The DSWD Thrusts and Priorities for 2026–2028, anchored on the Strategic Plan 2024–2028 and Secretary Rex Gatchalian’s Roadmap, focus on three themes: human capital investments, rapid and sustained disaster response, and efficient service delivery. These are guided by efficiency (streamlining and automation), innovation, sustainability (institutionalization), and program convergence.

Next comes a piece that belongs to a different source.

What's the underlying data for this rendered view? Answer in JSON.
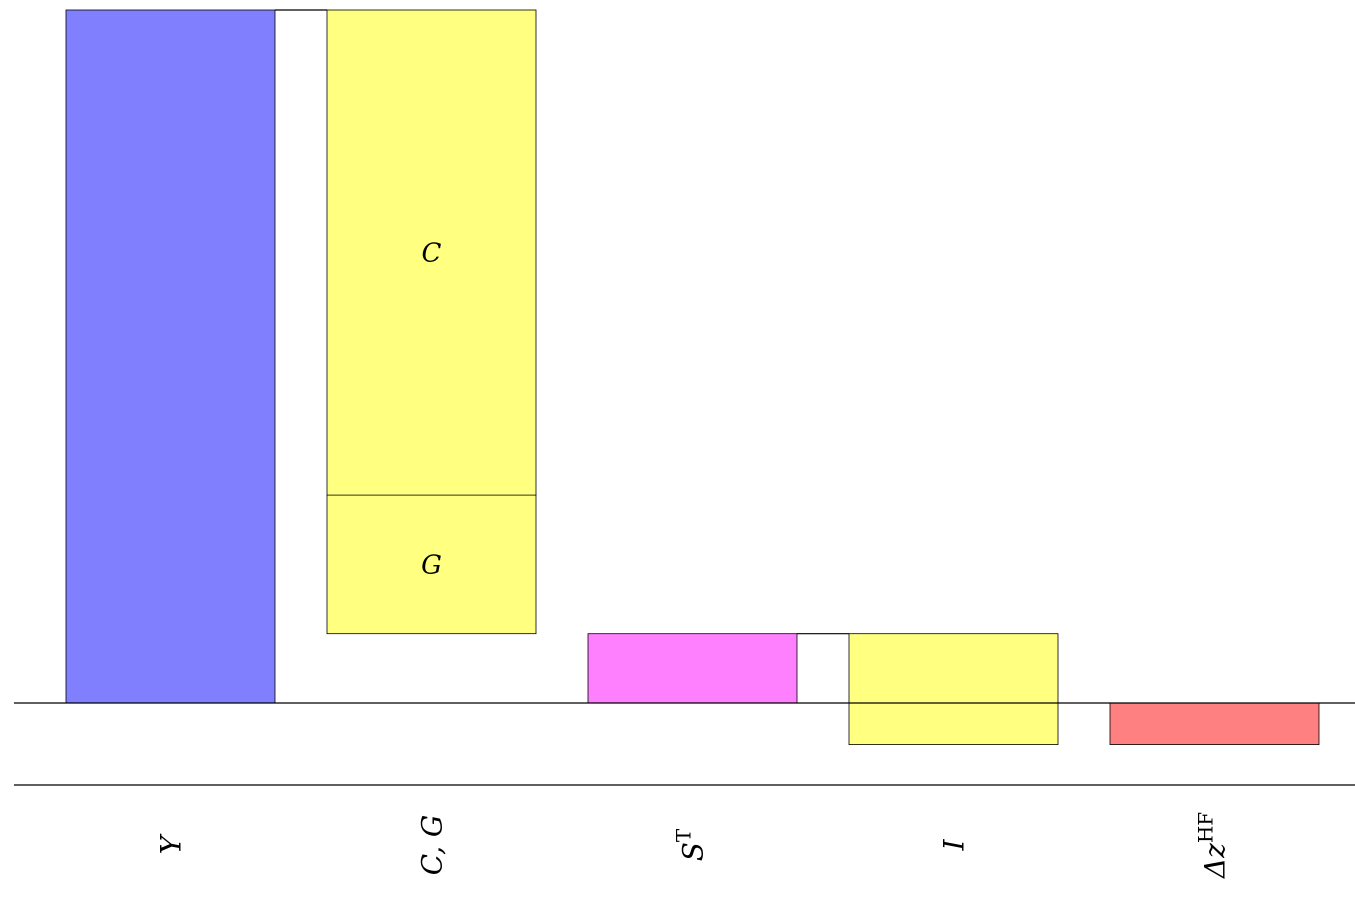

For human capital investments, priorities include strengthening LGUs’ capacity through the DSWD Academy, HELPS, incentive systems, and technical assistance; improving 4Ps households’ well-being via F1KD, revamped FDS and IT systems, empowerment of field staff, migration to e-wallets, and support to 2.7M exiting households. Vulnerability reduction will be pursued through case management, psychosocial interventions, strategic partnerships, Panahon ng Pagkilos, nutrition initiatives, DSWD CARES automation, PhilSys integration, adaptive redesign, and flagship innovations like Walang Gutom, Pag-Abot, Tara Basa!, Pamilya sa Bagong Pilipinas, Angel Pets, Apo Ko, Project Riayah, IP Social Protection, the Unified PWD ID, Empower App, and the Dynamic Social Registry.
For disaster response, priorities include Cash-for-Work (LAWA at BINHI), enhanced response and recovery, upgrading DROMIC with WIMS, Buong Bansa Handa, and scaling the Disaster Response Command Center (DRCC) nationwide.
For efficient service delivery, thrusts cover process automation, the Paspas Gobyerno System, Kaagapay Donations Portal, and Tamang Tulong sa Tamang Impormasyon, alongside social technology development, program retooling, organizational audits, and restructuring. Workforce welfare will be advanced through regularization, employee rights protection, the Competency Framework, and institutionalizing Angels in Red Vests.
Altogether, these priorities translate the Strategic Plan into concrete programs and reforms that build resilience, inclusivity, and innovation, ensuring DSWD’s leadership in transformative social protection by 2028.